Nachdem wir bei der Rundum-Ausbildung in Sachen Werkstoffbearbeitung endlich Feile und Hammer unterscheiden konnten, sollte auch das Nieten erlernt werden.
Die Aufgabe: Zwei Stahlplatten mit unlösbaren und möglichst auch unsichtbaren Nieten für immer und ewig miteinander verbinden.
Das eigentlich unscheinbare Werkstück war ähnlich durchdacht wie das U-Eisen und diente dazu, eine ganze Menge unserer Fertigkeiten unter Beweis zu stellen. Die Stahlplatten waren vorzubereiten, die Bohrlöcher für die Nieten mussten genau nach Plan angerissen, gekörnt und nach dem Bohren für die Aufnahme der Nieten genau auf 75 Grad gesenkt werden. Und nach dem Hineinklopfen der Nieten ging es darum, das Ganze so glatt zu schlichten, dass von der Nietung möglichst wenig, für die Note „Eins“ möglichst überhaupt nichts zu sehen war.
Das funktionierte theoretisch nur bei einer ganz exakten geraden Bohrung, bei genau senkrecht (und nicht zu tief) eingeschlagenen Nieten und bei sauberer, sorgfältiger Nacharbeit.
Die Praxis sah bei den meisten aber anders aus – da guckten die Nieten frech heraus und es blieben unübersehbare Spuren und Krater, die nicht mehr zu heilen waren und das Herz des Meisters nicht gerade erfreuten.
Einem, der bei der Benotung seiner Fertigkeiten schon eine „Vier“ oder „Fünf“ auf sich zukommen sah, dem kam die einzig rettende Idee: Die Schlosserei seines Onkels. Dieser kriegte unter größter Geheimhaltung die Zeichnung des Werkstücks zusammen mit einer mitleiderregenden Geschichte vorgelegt und wusste auch gleich eine ideale Problemlösung. Zwei Stahlplatten wurden genau nach Zeichnung zurechtgemacht und nun nicht zusammengenietet - sondern zusammengeklebt. Wie verlangt, unlösbar für immer. Und hundertprozentig unsichtbar.
Am nächsten Tag legte der Lehrling an seinem Werkstück noch einmal mit richtigem Feuereifer los und präsentierte es schließlich dem Ausbilder zur Benotung – nicht ohne gewisse nervöse Spannung. Nach einigen Minuten wurde wiederum der Meister sichtlich angespannt und nervös. Klar, denn auch bei genauester feinmikroskopischer Untersuchung und bei misstrauischem Drehen und Wenden nach allen Seiten waren nicht einmal die allergeringsten Ansätze der „Nietung“ zu erkennen. Wie auch.

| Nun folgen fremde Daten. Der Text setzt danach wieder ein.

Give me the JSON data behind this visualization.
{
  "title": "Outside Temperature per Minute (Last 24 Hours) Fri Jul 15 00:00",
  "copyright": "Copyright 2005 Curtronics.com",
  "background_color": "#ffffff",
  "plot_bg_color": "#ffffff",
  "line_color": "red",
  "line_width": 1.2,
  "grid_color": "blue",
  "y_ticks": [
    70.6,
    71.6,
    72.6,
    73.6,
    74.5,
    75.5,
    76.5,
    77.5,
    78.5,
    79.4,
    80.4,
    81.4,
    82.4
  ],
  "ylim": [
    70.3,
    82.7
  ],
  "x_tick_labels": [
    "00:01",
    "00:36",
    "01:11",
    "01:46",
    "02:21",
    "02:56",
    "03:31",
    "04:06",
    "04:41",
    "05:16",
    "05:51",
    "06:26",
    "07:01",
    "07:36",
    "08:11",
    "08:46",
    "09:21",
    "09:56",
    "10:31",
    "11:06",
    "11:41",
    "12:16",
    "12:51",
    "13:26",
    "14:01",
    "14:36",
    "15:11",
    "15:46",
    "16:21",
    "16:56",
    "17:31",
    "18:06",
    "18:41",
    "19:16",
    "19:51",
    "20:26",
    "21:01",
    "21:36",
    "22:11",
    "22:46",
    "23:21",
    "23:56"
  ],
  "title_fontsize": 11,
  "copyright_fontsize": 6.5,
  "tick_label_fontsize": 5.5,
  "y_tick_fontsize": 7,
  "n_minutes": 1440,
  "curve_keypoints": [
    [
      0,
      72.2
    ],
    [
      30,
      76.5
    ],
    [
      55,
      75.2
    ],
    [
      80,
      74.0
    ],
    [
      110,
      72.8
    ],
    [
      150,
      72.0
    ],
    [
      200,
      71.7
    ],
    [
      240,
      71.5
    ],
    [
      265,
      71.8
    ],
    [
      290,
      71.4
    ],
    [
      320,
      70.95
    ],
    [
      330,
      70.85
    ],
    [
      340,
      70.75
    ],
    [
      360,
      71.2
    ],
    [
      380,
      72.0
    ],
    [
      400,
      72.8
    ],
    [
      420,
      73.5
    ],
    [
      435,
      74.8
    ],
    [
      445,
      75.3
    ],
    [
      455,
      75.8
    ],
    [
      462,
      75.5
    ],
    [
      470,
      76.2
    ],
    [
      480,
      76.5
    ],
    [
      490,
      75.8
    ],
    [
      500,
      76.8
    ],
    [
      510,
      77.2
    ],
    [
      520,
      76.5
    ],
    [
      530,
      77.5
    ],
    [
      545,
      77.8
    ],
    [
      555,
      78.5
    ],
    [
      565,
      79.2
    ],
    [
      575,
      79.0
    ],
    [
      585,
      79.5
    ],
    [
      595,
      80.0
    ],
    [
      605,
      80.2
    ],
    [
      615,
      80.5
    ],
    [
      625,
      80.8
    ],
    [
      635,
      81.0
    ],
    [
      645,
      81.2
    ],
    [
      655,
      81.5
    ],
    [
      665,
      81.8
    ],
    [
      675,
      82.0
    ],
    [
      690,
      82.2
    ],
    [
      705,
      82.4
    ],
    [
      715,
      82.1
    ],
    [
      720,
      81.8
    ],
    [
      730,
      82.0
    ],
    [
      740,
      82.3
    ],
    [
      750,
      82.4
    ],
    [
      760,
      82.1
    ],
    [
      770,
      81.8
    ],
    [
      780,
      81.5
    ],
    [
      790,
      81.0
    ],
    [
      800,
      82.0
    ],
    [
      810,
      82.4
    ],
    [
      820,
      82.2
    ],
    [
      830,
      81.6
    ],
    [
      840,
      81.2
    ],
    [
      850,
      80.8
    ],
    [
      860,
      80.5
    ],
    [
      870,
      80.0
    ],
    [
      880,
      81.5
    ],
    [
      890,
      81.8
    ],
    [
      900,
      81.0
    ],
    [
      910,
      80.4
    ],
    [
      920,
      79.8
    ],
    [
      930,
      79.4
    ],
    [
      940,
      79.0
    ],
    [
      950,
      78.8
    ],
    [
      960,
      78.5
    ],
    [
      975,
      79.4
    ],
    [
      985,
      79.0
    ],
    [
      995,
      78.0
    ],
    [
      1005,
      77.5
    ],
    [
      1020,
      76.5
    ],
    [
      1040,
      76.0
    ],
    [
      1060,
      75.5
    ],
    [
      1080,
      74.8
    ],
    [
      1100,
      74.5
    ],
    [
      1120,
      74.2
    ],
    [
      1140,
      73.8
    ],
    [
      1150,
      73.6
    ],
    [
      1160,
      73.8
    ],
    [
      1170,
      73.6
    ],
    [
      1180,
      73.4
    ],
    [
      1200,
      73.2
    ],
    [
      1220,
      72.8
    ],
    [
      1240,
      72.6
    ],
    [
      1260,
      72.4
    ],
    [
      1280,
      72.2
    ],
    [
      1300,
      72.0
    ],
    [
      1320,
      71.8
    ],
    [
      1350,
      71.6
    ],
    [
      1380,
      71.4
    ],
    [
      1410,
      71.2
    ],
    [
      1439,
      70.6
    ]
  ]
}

Lange musste der Lehrling auf des Meisters Urteil warten. Erst nach gefühlten Stunden voller Angst und schlechtem Gewissen sprang der Meister endlich auf und rief seine Buben zusammen: „Schaud amoll her – so soll’s sei wenns richdi gmachd is“ sprach er und zeigte die Supernietung in die Runde.
Nicht nur, dass unser Stift den Lehrherrn, den Meister und auch seine Lehrlings-Kollegen beschwindelt hatte: Als der Gelobte vor Scham errötend den Kopf senkte, wurde ihm dies auch noch als ein besonderer Ausdruck seiner Bescheidenheit angerechnet. Der Gedanke an einen Betrug, noch dazu an einen so hinterhältig genialen, der kam niemand. Ergebnis: Im Wochenbericht gab es eine „Eins“ für das Meisterstück (übrigens die erste und einzige), von den überraschten Eltern gab es nicht nur viel Lob, sondern auch eine ordentliche Prämie, und für unseren Lehrling war damit ein schönes Wochenende gesichert. Auch wenn er seinem Onkel einen Teil der Prämie ausbezahlen musste, in Form von ein paar „Seidla“ natürlich.
Allerdings hatte unser Lehrling noch lange ein schlechtes Gewissen und träumte oft von seiner gotteslästerlichen Freveltat. Es war ja noch Probezeit und was, wenn sie doch noch auffliegt? Immer wenn er deshalb schweißgebadet aufwachte, dachte er „..und die Moral von der Geschicht´, betrüge deinen Meister doch besser nicht“.